Allerdings lag ich falsch. Es sind sind nun ca 6 Wochen vergangen und der jetzige Stand ist das ich ein Schreiben von dem Oben genannten Inkasso unternehmen bekommen habe. Ich habe im Internet gelesen dass man Widerspruch eingelegen sollte und nach einem Prüfprotokoll verlangen sollte. Das habe ich auch getan und heute dieses Schreiben von dem Inkasso Unternehmen erhalten


Wie Sollte ich jetzt weiter vorgehen?

bitte um Eure Hilfe,

Vielen Dank


----------



## Hippo (10 August 2017)

Das Ding ist alles aber kein Prüfprotokoll nach § 45 TkG
Ein Prüfprotokoll kann nur der Provider erstellen und nicht irgendein Inkasso oder sonst ein Dienst.
Was die da schreiben ist m.E. sogar das Eingeständnis über die Verletzung des Fernmeldegeheimnisses wenn die über den Inhalt der Kommunikation Bescheid wissen.
Ich kann Dir nur sagen was ICH machen würde - nämlich genau GARNICHTS.
Nächster (möglicher) Halt --> Mahnbescheid (aber nur echt vom Mahngericht) --> dem vollumfänglich widersprechen (wenns denn überhaupt soweit kommt)
Und dann müßten die bei Gericht die Hosen runterlassen wann z.B. die Widerrufsbelehrung in welcher Form überlassen wurde, wer der eigentliche Vertragspartner mit ladungsfähiger Anschrift ist usw.

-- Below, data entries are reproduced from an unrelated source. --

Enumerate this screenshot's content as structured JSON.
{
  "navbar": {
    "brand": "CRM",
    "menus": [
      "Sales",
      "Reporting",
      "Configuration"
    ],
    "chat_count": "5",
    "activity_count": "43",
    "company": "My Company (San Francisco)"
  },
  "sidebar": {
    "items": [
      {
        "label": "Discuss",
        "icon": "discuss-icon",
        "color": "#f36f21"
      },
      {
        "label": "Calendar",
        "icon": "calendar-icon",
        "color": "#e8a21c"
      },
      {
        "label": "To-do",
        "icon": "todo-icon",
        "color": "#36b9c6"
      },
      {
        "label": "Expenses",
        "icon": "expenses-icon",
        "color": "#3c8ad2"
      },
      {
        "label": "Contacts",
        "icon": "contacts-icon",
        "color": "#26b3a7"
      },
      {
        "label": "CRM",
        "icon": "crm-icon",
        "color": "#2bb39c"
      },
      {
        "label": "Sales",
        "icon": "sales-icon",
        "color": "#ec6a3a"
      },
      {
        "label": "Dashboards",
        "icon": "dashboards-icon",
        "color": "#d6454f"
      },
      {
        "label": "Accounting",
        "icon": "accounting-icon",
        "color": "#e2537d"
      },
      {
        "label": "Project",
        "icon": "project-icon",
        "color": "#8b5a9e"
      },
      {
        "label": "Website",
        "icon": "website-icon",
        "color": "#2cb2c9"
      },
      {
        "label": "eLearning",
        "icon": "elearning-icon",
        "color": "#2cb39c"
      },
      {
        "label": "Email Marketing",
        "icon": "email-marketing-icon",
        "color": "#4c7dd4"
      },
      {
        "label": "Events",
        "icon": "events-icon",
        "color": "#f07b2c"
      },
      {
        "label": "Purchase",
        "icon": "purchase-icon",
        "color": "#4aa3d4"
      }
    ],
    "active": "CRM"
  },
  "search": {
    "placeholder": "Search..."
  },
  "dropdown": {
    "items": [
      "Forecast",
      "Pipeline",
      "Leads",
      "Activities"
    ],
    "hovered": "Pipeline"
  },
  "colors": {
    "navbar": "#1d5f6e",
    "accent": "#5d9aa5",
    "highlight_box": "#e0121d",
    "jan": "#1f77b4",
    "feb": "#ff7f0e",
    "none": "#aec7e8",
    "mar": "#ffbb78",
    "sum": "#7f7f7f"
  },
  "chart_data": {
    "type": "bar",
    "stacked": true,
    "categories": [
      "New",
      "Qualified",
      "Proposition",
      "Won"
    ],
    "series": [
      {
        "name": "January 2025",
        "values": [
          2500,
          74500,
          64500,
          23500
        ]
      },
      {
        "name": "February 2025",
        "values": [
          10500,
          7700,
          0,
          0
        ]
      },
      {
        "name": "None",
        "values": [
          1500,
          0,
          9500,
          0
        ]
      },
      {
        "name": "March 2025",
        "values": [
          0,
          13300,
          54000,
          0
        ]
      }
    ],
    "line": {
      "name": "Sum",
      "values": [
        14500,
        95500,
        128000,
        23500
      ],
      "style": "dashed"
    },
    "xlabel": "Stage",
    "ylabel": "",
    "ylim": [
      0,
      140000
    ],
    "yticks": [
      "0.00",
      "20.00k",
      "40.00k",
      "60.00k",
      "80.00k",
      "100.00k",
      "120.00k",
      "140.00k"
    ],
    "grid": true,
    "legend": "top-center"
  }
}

Nochwas zum Prüfbericht und wie der auszusehen hat
https://www.kanzlei.biz/30-10-2008-ag-papenburg-4-c-247-08-iv/


----------



## prnvik (10 August 2017)

hey ,

erstmal vielen dank für die Antwort! Also soll ich denen nichts per E-Mail oder sonst irgendwie antworten?


----------



## jupp11 (10 August 2017)

prnvik schrieb:


> Also s*oll* ich denen nichts per E-Mail oder sonst irgendwie antworten?


was du tun *sollst* mußt du schon selber entscheiden. 


Hippo schrieb:


> Ich kann Dir nur sagen was ICH machen würde - nämlich genau GARNICHTS.


----------



## BenTigger (10 August 2017)

Mit jeder unnötigen Antwort kann man was falsches schreiben, das dann gegen einen ausgelegt werden kann.
Hast *du* einen Vertrag unterschrieben?
Nein??
Dann Fuck u Göthe...
ist ein Film, den ich dann lieber mit dem Geld im Kino angesehen würde 

Wenn mir so ein Ding gesendet wird, und ich mich bereits bei denen gemeldet habe, würde ich die Inkassobude ignorieren.
Und ICH würde warten bis die mich vor Gericht zerren, um dann zu fragen, habt ihr einen Vertrag mit MIR ? Beweist mal, das ICH die Nummer angerufen habe.


----------